Здесь, где волны, омывающие дурдом,
разбиваются с воплями о кордон
параллелепипедов и кубов,
наподобие соляных столбов,
стерегущих мою тоску,
я скучаю по голоску
девочки с голубым бантом,
что просвечивает сквозь содом
памяти, где процесс,
обратный гниению листьев, без
нее невозможен, где на ветру
колышатся лишь объявления, что я умру.
И мне хочется, покуда я жив еще,
улететь, как с веревки белье,
куда угодно, лишь бы сломать механизм
того, что называется коммунизм.
Милая, не осуждай меня,
всматриваясь в лепесток огня —
веко свечи, поставленное торчком
Богом, приказывающим молчком
убираться, – не отвергай его:
здесь проще смерти не высидишь ничего,
но пока он готов разорвать зажим,
дай мне твою ладошку и побежим.
Ю. Мориц
Здравствуй, Эвтерпа. Прости, что пишу со скуки.
Все надоело. Особенно злые хари.
Так бы и выпалил в каждую из базуки.
Только напрасно. Опять разведутся – твари.
Что-то не так в этом мире, седом и глупом.
А балаболили в детстве, что он хороший.
Тошно смотреть, как он вечно идет по трупам,
Да и на книги давно не хватает грошей.
Не на что к празднику справить подарок Еве:
Сброд пучеглазый не хочет платить монету.
В этой стране не скоты только звезды в небе,
Но и они не способны помочь поэту.
Кто-то повыше заткнул облаками уши.
Некто в затылок мне дышит в безлюдном поле.
Будто вовек мне не скрыться от этой «руши»,
Где всем так нравится жрать на мои пистоли.
Скучное племя: ему что го. но, что слово.

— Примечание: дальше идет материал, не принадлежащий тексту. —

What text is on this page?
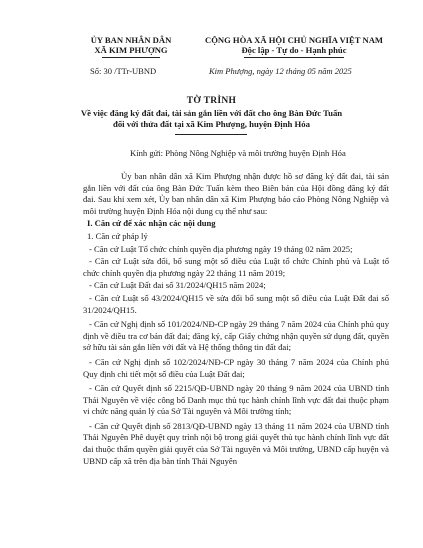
ỦY BAN NHÂN DÂN
XÃ KIM PHƯỢNG
CỘNG HÒA XÃ HỘI CHỦ NGHĨA VIỆT NAM
Độc lập - Tự do - Hạnh phúc
Số: 30 /TTr-UBND	Kim Phượng, ngày 12 tháng 05 năm 2025
TỜ TRÌNH
Về việc đăng ký đất đai, tài sản gắn liền với đất cho ông Bàn Đức Tuấn
đối với thửa đất tại xã Kim Phượng, huyện Định Hóa
Kính gửi: Phòng Nông Nghiệp và môi trường huyện Định Hóa

Ủy ban nhân dân xã Kim Phượng nhận được hồ sơ đăng ký đất đai, tài sản gắn liền với đất của ông Bàn Đức Tuấn kèm theo Biên bản của Hội đồng đăng ký đất đai. Sau khi xem xét, Ủy ban nhân dân xã Kim Phượng báo cáo Phòng Nông Nghiệp và môi trường huyện Định Hóa nội dung cụ thể như sau:

I. Căn cứ để xác nhận các nội dung

1. Căn cứ pháp lý

- Căn cứ Luật Tổ chức chính quyền địa phương ngày 19 tháng 02 năm 2025;

- Căn cứ Luật sửa đổi, bổ sung một số điều của Luật tổ chức Chính phủ và Luật tổ chức chính quyền địa phương ngày 22 tháng 11 năm 2019;

- Căn cứ Luật Đất đai số 31/2024/QH15 năm 2024;

- Căn cứ Luật số 43/2024/QH15 về sửa đổi bổ sung một số điều của Luật Đất đai số 31/2024/QH15.

- Căn cứ Nghị định số 101/2024/NĐ-CP ngày 29 tháng 7 năm 2024 của Chính phủ quy định về điều tra cơ bản đất đai; đăng ký, cấp Giấy chứng nhận quyền sử dụng đất, quyền sở hữu tài sản gắn liền với đất và Hệ thống thông tin đất đai;

- Căn cứ Nghị định số 102/2024/NĐ-CP ngày 30 tháng 7 năm 2024 của Chính phủ Quy định chi tiết một số điều của Luật Đất đai;

- Căn cứ Quyết định số 2215/QĐ-UBND ngày 20 tháng 9 năm 2024 của UBND tỉnh Thái Nguyên về việc công bố Danh mục thủ tục hành chính lĩnh vực đất đai thuộc phạm vi chức năng quản lý của Sở Tài nguyên và Môi trường tỉnh;

- Căn cứ Quyết định số 2813/QĐ-UBND ngày 13 tháng 11 năm 2024 của UBND tỉnh Thái Nguyên Phê duyệt quy trình nội bộ trong giải quyết thủ tục hành chính lĩnh vực đất đai thuộc thẩm quyền giải quyết của Sở Tài nguyên và Môi trường, UBND cấp huyện và UBND cấp xã trên địa bàn tỉnh Thái Nguyên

Кажется, здесь мне уже не собрать сокровищ.
В общем, пока. Если сможешь, подкинь съестного.
И что-нибудь, отгоняющее чудовищ.
Я пнул ногою камень, как итог
проникновенья в разноцветный кабель
общения. Был март уже. И Бог,
весну мне дав в союзницы, на цапель
позволил поохотиться. Но бес,
вселившийся в паяльного «фольксдойче»,
на станции, признав мой интерес,
как факт, что я морально неустойчив,
или устойчив аморально, стал
в сеть подключать лимитчиков и вскоре,
как боцман, разошелся и свистал
их всех наверх. Встревоженное море
отхлынуло. Синичка не врала,
бахвалившись поджечь его с причала,
как видно, телефонного узла.
Мой «Роджер» возвратился на начало,
не одолев тупой антагонизм
российского упрямства, но, поскольку
во всем был виноват социализм,
к тому же не желавший неустойку
платить, я подцепил его строфой
заумной, но в траве стихотворенья
единственно уместной для такой
Классической Фигуры Преткновенья.
Мне хотелось жить в доме на острове, чей фасад
не лишен интеллекта, что вообразимо в Санкт —
Петербурге, но в нищей стране судьба —
не Сезам, а душа – не Али-Баба.
Да и с кем бы мне было смотреться в его окно
на их светлости – звезды, раз здесь уже все равно
не увидеться с той, о которой мечтал, когда
башмачок еще не оставлял следа?
Жаль, что время прощаться с утопией сердца – злы
эфемерные сны, да и небо кричит «курлы»,
нежно плачет еврейская флейта сквозь свист и лай,
и каналы, дворцы и деревья таят «прощай».
В ожиданьи прощанья есть грустная прелесть – блеск
заходящего солнца, едва уловимый плеск
изумрудной воды о прогнивший настил мостков,
беспредельная нежность покрытых письмом листков.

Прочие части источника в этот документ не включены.